Wir haben es mit einem dieser »Nicht weglegen können«-Bücher zu tun. Dazu muß man nicht einmal ausgewiesener Benn-Aficionado sein – es ist das zeitgeschichtliche Kolorit, das unbedingt besticht. Als ein Jahr nach Benns Tod eine erste Sammlung von 57 Ausgewählten Briefen erschien, war darunter bereits ein knappes Drittel an die öffentlich kaum bekannte Dr. Zenzes gerichtet. Erst 2006 hat ein entfernter Erbe der gebürtigen Hirschbergerin das gesamte Konvolut samt ergänzenden Unterlagen an das Deutsche Literaturarchiv in Marbach übergeben.
Kaum ein Dreivierteljahr währte das erotische Verhältnis zwischen dem Militärarzt und Dichter Gottfried Benn (1886 – 1956) und Gertrud Zenzes, geborene Cassel (1894 – 1970). Die eigensinnige Dame, wiewohl aus nichtakademischen Verhältnissen entstammend, war eine der ersten, die in Deutschland promovierten. Sie fungiert in zahlreichen Briefen als Benns »Schnuckchen«, seine »Petit«, sein »lieber Kleiner« [sic], sein »Trudchen« oder »kleiner Schussel«.

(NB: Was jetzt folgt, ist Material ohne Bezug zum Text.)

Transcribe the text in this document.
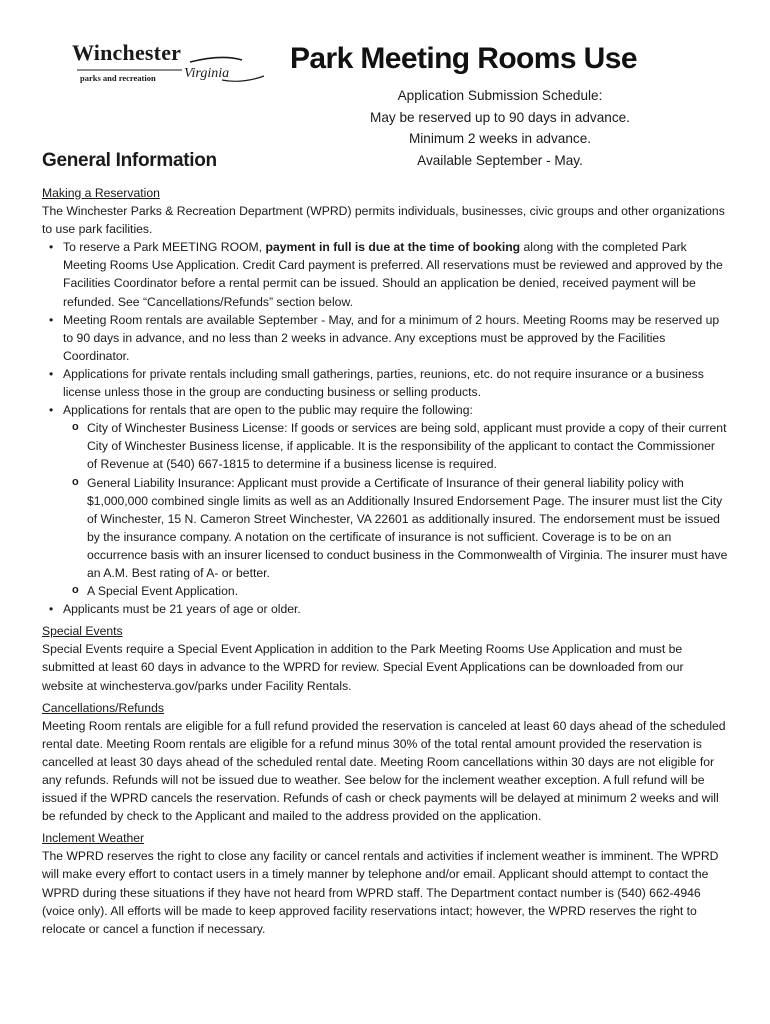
Winchester
parks and recreation Virginia Park Meeting Rooms Use
Application Submission Schedule:
May be reserved up to 90 days in advance.
Minimum 2 weeks in advance.
Available September - May.
General Information

Making a Reservation

The Winchester Parks & Recreation Department (WPRD) permits individuals, businesses, civic groups and other organizations to use park facilities.

• To reserve a Park MEETING ROOM, payment in full is due at the time of booking along with the completed Park Meeting Rooms Use Application. Credit Card payment is preferred. All reservations must be reviewed and approved by the Facilities Coordinator before a rental permit can be issued. Should an application be denied, received payment will be refunded. See “Cancellations/Refunds” section below.
• Meeting Room rentals are available September - May, and for a minimum of 2 hours. Meeting Rooms may be reserved up to 90 days in advance, and no less than 2 weeks in advance. Any exceptions must be approved by the Facilities Coordinator.
• Applications for private rentals including small gatherings, parties, reunions, etc. do not require insurance or a business license unless those in the group are conducting business or selling products.
• Applications for rentals that are open to the public may require the following:
o City of Winchester Business License: If goods or services are being sold, applicant must provide a copy of their current City of Winchester Business license, if applicable. It is the responsibility of the applicant to contact the Commissioner of Revenue at (540) 667-1815 to determine if a business license is required.
o General Liability Insurance: Applicant must provide a Certificate of Insurance of their general liability policy with $1,000,000 combined single limits as well as an Additionally Insured Endorsement Page. The insurer must list the City of Winchester, 15 N. Cameron Street Winchester, VA 22601 as additionally insured. The endorsement must be issued by the insurance company. A notation on the certificate of insurance is not sufficient. Coverage is to be on an occurrence basis with an insurer licensed to conduct business in the Commonwealth of Virginia. The insurer must have an A.M. Best rating of A- or better.
o A Special Event Application.
• Applicants must be 21 years of age or older.

Special Events

Special Events require a Special Event Application in addition to the Park Meeting Rooms Use Application and must be submitted at least 60 days in advance to the WPRD for review. Special Event Applications can be downloaded from our website at winchesterva.gov/parks under Facility Rentals.

Cancellations/Refunds

Meeting Room rentals are eligible for a full refund provided the reservation is canceled at least 60 days ahead of the scheduled rental date. Meeting Room rentals are eligible for a refund minus 30% of the total rental amount provided the reservation is cancelled at least 30 days ahead of the scheduled rental date. Meeting Room cancellations within 30 days are not eligible for any refunds. Refunds will not be issued due to weather. See below for the inclement weather exception. A full refund will be issued if the WPRD cancels the reservation. Refunds of cash or check payments will be delayed at minimum 2 weeks and will be refunded by check to the Applicant and mailed to the address provided on the application.

Inclement Weather

The WPRD reserves the right to close any facility or cancel rentals and activities if inclement weather is imminent. The WPRD will make every effort to contact users in a timely manner by telephone and/or email. Applicant should attempt to contact the WPRD during these situations if they have not heard from WPRD staff. The Department contact number is (540) 662-4946 (voice only). All efforts will be made to keep approved facility reservations intact; however, the WPRD reserves the right to relocate or cancel a function if necessary.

Trotz aller Turteleien sieht Benn aber nicht davon ab, den Briefstil seiner Geliebten immer wieder zu schurigeln. Cassel gebraucht Wendungen, die Benn aufs äußerste mißfallen, zum Beispiel »Die Weite der Welt« – das sei »unanschaulich u. nicht fühlbar u. eine abstrakte Vorstellung. Bist du böse? Du bist so intelligent, Du mußt das alles trotz Kuchenbacken und Zeitunglesen u Schuhputzen nebenbei auch noch können.«
Zenzes, damals noch Cassel, schickt dem Geliebten eine wissenschaftliche Arbeit aus ihrer Feder. Er kommentiert gegenüber der Tochter aus jüdischer Familie: »Wie gescheit Du bist, trotz Deiner niedrigen Stirn.« Mit einer schnöde-galanten Mitteilung Benns zu Silvester 1921 endet die Affäre, umstandslos wird zum »Sie« gewechselt. »Mich sehen werden Sie auch vorläufig weiter nicht. Sie werden das verstehen.«
Frau Cassel nimmt es hin (heute möchte man sagen »cool«; sie bleibt auch zeitlebens bewußt kinderlos) und sieht keinen Anlaß, die Brieffreundschaft seinzulassen. Ihre Briefe jedoch finden wir mit Ausnahme zweier voriger Sendungen jedoch erst nach Kriegsende wieder. Hier erhöht sich die Schlagzahl, und Frau Zenzes (sie ist nun in dramatischer und wechselvoller Ehe verheiratet mit dem deutschen Fliegeraß Alexanders Zenzes) kümmert sich in einer äußerst rührenden Weise aus ihrem Exil in zunächst San Francisco, dann New York um den alten Freund, der sich selbst ja schon mit 40 Jahren an seinem Lebensende sieht: »So bin ich nun hier [Belle-Alliance-Straße, heute Mehringdamm in Kreuzberg; EK] gelandet, in meinem Altersheim, Greisenasyl, vorbei der Prunk der wohlhabenden Jahre, still in den Hafen der Greis.«
Auch einer von Benns berüchtigten Briefen, in dem er 1933 Hitler als »grossen Staatsmann« verteidigt, ein »Judenproblem« benennt und sich über »Rassenmischmasch« beklagt, war an Zenzes gerichtet. Zenzes selbst war, wenn auch klar gegen den Nationalsozialismus (der ihr mit seiner Vernichtungspolitik die behinderte Schwester nahm), so doch deutschnational eingestellt und schrieb noch Jahrzehnte nach ihrem Gang in die USA (wo sie längere Zeit eine deutsche Buchhandlung führte) von ihrem furchtbaren Heimweh nach Deutschland: »Alles beleidigt mich: der Laerm, die Grobheit der Leute, die Neger in den Autobussen […] die Frechheit der Kinder, die Unordentlichkeit bei allem […] das Geldprinzip als Lebensmotiv.«
Über die Jahre liest Zenzes, wie Benn drei seiner Hauptfrauen beerdigt, zwei davon durch Selbstmord geendet. Nach dem Krieg schickt sie ihm aus den USA unermüdlich dutzende Versorgungspakete, die teils über zwei Monate unterwegs sind. Endlich Schnürsenkel für Dr. Benn! Und Zigarren! Und »Toil. cleaning paper«! Benn freut sich kolossal. Bald wird auch Benns dritte Ehefrau Ilse in den Briefverkehr und die Warenlieferungen eingebunden, es gibt Röcke mit Umarbeitungsvorschlägen, beschädigte Schuhe (»malen Sie doch den Umriss von Ihrem Fuss mal auf ein Stueck Papier«), »Praeservativs« und einen »Playsuit« für Ilse.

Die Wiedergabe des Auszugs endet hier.